Another point to note is that the false positive rate of the screening using multiprobe FISH was considerably high (only one out of 24 patients was confirmed to have subtelomeric deletion) according to our experience. The main reason for this finding might be the different reactivities of 24 square areas, which carry subtelomeric probes for one of the 23 chromosomes, resulting in the different hybridization rate of subtelomere probe. Thus, we suggest that one should not make a conclusion on the presence of rearrangement based solely on the multiprobe FISH but should confirm the rearrangement using a single probe FISH specifically targeted to the subtelomeric region of interest as indicated by multiprobe FISH.

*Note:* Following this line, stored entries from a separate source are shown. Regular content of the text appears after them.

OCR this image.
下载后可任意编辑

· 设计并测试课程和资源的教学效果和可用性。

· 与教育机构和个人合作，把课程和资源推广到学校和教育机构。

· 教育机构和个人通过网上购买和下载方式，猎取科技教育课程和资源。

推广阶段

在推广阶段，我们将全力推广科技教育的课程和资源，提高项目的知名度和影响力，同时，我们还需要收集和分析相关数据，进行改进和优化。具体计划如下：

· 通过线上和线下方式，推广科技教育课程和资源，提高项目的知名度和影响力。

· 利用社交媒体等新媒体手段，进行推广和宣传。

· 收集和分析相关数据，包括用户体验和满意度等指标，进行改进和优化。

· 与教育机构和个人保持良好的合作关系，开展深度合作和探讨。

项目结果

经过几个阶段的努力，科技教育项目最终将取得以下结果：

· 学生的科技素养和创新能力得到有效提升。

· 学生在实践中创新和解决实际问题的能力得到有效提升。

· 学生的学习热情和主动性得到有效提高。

In many patients referred for subtelomeric screening even after a long period of laboratory investigations and follow-up, the identification of subtelomeric rearrangements can be very helpful, especially in parents at childbearing age because prenatal testing and more accurate counseling regarding recurrence risks can be offered. Recently, a new methodology called MLPA has been developed. This method has proven to be accurate and reliable for identifying deletions, duplications, and amplifications in several diseases (23-26) as well as for the screening of subtelomeric rearrangements (6, 12).
We have shown that subtelomeric FISH is helpful in patients with dysmorphic features and MR of unknown etiology with a normal karyotype as a second-line modality in the laboratory investigation. However, subtelomeric FISH has also disadvantages in that it is expensiveness and time-consuming. The pathogenic role of subtelomeric rearrangements is not certain, so prospective studies by other, more efficient techniques, such as MLPA, are needed.